Past successes should not hide what remains to be done towards complete eradication of malaria, write Maurice Ponga and Cristian Dan Preda.
MEP Maurice Ponga is Vice-President of the European Parliament’s Committee on Development.
MEP Cristian Dan Preda is Vice-President of the European Parliament’s Committee on Development.
As the 2000 Millennium Development Goals (MDGs) were set to be achieved by 2015, the European Year for Development reminds us that Europe can play a key role in fighting against inequalities and poverty, and fostering sustainable socio-economic development at global level. As April focuses on public health challenges in developing countries, it is the right time to take stock of the health targets of the MDGs, and reflect on the priorities for the post-2015 global health agenda.
The Sixth Millennium Development Goals (MDG), which aimed at fighting against malaria, has proven successful, thus showing that tangible results can be achieved thanks to the MDGs. As target 6c of MDGs was to “control malaria and other major diseases and begin to reverse the trend” by 2015, the World Health Organization (WHO) reports that the wide distribution of mosquito nets, malaria treatments and rapid diagnostic tools have contributed to reduce malaria-related mortality by 47% between 2000 and 2013.
However, past successes should not hide what remains to be done towards complete eradication of malaria. To date, malaria remains a major health challenge: it is by far the most important tropical parasitic diseases in the world, making more victims than any other transmissible disease, except for tuberculosis. Although malaria can be prevented and treated, half a million people still die from it each year, mostly in Africa and South-West Asia. Among those, children under five are particularly affected (7% keep lasting neurological sequels).
Furthermore, it has been observed in Southeast Asia (Cambodia, Laos or Malaysia) that the parasite responsible for the major strand of malaria P. falciparum, which is transmitted by the bite of Anopheles mosquitoes, is becoming increasingly resistant to artemisinin-based combination therapies, the first-line treatment recommended by WHO since 2001. In the 1970s and the 1980s, the parasite had developed a resistance to former generations of antimalarial treatments such as chloroquine and sulfadoxine-pyrimethamine, thus undermining the progress of eradication policies. Today, only a new generation of malaria treatments can address this challenge and ensure the elimination of the disease on the long term.
These mixed results show how important it is to continue our efforts towards prevention and control of malaria, not only on the ground but also in the context of the post-2015 framework. Reducing the current efforts at local or international level could hinder advanced eradication processes, as it happened in India in the 1970s and in Panama in the 2000s. Indeed, most of the 75 outbreaks of malaria since 1930 have been attributed to a decline in funding for control programs.
Whilst the support of the international community is crucial and sends a strong political signal, the involvement of all stakeholders remains a critical success factor. In particular, local authorities from endemic countries must adopt a more sustainable approach focusing on the consolidation of health systems rather than ad-hoc responses to emergency situations. Examples in Morocco and Turkey show that the quality of local health infrastructure, the continuous supply of antimalarial drugs and health workers’ skills are critical factors to ensure good health outcomes for affected populations – or populations at risk.
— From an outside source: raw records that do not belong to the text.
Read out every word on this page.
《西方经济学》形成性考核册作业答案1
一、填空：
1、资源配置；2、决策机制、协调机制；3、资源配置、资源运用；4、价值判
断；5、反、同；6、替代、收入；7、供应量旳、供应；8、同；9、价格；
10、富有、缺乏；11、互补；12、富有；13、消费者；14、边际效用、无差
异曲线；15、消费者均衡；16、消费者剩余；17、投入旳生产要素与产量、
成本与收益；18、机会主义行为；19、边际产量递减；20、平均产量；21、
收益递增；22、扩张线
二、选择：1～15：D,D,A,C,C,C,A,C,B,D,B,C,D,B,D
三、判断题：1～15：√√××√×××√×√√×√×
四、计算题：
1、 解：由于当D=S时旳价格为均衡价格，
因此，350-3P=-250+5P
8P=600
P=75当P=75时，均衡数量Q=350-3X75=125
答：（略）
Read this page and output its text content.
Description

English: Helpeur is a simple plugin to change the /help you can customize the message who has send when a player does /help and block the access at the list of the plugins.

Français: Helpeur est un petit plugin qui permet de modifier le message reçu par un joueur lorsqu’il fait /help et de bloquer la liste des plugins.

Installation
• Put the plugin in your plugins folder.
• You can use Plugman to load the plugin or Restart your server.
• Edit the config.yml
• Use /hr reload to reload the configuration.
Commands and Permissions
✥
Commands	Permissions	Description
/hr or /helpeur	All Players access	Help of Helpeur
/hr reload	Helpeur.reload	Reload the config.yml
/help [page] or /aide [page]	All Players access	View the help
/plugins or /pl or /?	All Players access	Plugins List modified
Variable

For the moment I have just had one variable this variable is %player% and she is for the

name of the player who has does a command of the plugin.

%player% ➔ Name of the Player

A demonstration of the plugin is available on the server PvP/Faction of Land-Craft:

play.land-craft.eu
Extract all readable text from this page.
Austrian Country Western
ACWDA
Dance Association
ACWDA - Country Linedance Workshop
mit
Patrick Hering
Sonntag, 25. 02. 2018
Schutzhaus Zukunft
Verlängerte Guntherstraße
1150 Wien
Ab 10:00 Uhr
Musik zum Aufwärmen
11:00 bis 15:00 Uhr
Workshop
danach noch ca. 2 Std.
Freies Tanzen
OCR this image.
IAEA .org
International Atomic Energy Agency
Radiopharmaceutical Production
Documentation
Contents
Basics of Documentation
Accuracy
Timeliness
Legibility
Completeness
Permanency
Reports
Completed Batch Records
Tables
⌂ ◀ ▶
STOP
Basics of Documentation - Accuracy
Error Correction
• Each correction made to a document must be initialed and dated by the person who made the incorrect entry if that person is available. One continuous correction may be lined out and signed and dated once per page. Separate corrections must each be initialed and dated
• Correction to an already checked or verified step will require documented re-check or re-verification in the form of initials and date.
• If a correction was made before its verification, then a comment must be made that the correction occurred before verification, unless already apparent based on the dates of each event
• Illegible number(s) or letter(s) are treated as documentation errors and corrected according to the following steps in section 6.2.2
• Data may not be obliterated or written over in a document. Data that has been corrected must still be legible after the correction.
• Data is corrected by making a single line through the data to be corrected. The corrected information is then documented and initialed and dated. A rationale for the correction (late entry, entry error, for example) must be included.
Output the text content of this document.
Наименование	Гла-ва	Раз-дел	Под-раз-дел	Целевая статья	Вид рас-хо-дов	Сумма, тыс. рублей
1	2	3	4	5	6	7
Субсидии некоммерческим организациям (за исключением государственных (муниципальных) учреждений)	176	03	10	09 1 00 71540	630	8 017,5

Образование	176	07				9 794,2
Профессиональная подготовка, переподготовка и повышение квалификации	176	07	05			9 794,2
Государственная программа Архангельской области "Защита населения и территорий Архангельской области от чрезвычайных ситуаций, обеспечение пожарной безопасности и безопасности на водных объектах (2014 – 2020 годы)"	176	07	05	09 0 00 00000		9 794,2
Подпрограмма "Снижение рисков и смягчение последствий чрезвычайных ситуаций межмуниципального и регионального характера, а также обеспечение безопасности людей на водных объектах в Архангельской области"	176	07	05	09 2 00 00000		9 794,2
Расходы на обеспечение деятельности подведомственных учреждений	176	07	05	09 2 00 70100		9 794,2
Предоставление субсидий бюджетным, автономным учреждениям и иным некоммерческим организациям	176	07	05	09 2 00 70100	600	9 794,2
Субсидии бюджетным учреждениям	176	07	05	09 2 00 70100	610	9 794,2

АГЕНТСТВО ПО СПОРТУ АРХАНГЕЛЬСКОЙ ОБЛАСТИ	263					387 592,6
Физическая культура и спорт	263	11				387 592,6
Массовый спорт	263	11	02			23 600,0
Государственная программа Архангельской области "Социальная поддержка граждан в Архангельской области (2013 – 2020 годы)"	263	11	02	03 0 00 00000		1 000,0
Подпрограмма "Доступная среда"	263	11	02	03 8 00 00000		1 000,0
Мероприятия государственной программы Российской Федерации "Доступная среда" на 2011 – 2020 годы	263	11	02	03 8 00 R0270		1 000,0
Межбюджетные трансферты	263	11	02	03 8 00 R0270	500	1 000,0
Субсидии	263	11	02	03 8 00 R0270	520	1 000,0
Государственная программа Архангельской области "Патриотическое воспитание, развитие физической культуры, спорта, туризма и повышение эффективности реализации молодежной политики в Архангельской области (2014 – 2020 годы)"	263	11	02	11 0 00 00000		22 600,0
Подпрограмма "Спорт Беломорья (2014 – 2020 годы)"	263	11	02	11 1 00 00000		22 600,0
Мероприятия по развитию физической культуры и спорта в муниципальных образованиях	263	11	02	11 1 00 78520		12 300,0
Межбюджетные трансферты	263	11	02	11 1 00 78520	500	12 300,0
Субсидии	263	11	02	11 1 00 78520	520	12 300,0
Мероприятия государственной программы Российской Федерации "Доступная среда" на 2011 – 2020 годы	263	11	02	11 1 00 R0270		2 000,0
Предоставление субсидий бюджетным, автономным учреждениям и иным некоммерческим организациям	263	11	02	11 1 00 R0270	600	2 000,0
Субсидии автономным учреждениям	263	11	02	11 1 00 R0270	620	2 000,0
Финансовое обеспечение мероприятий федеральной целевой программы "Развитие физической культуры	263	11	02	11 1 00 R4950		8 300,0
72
Moreover, the private sector can also be a key partner, as outlined in the European Commission Communication on “A Stronger Role of the Private Sector in Achieving Inclusive and Sustainable Growth in Developing Countries” published in May 2014. Pharmaceuticals companies have provided malaria treatments on a large scale, but they can make a significant difference by developing innovative treatments that can address the growing resistance of P. falciparum. Furthermore, single-dose treatments are a promising research area; whilst existing treatments are currently administered over a couple of days, single-dose treatments would optimize treatment’s uptake, thus improving its effectiveness.
In order to support the progress of international community towards the eradication of malaria, we call on the public and private stakeholders to work together to develop innovative solutions ranging from awareness-raising to prevention, drug supply, access to care and research and development. In this respect, the European and Developing Countries Clinical Trials Partnership, for which Maurice Ponga – co-author of this editorial, was rapporteur in the Development Committee during the previous parliamentary term, demonstrates how multilateral cooperation in clinical trials can contribute to the development of treatments against poverty-linked diseases. Many research projects on malaria and improvement of health policies in endemic countries can help overcome the obstacles previously mentioned and build capacity on the ground.
In line with the work of EDCTP2 and the 2010 Communication on “The EU Role in Global Health”, we believe that the European Union must play a leading role in the post-2015 agenda to address global health issues, and in particular drive the fight against malaria.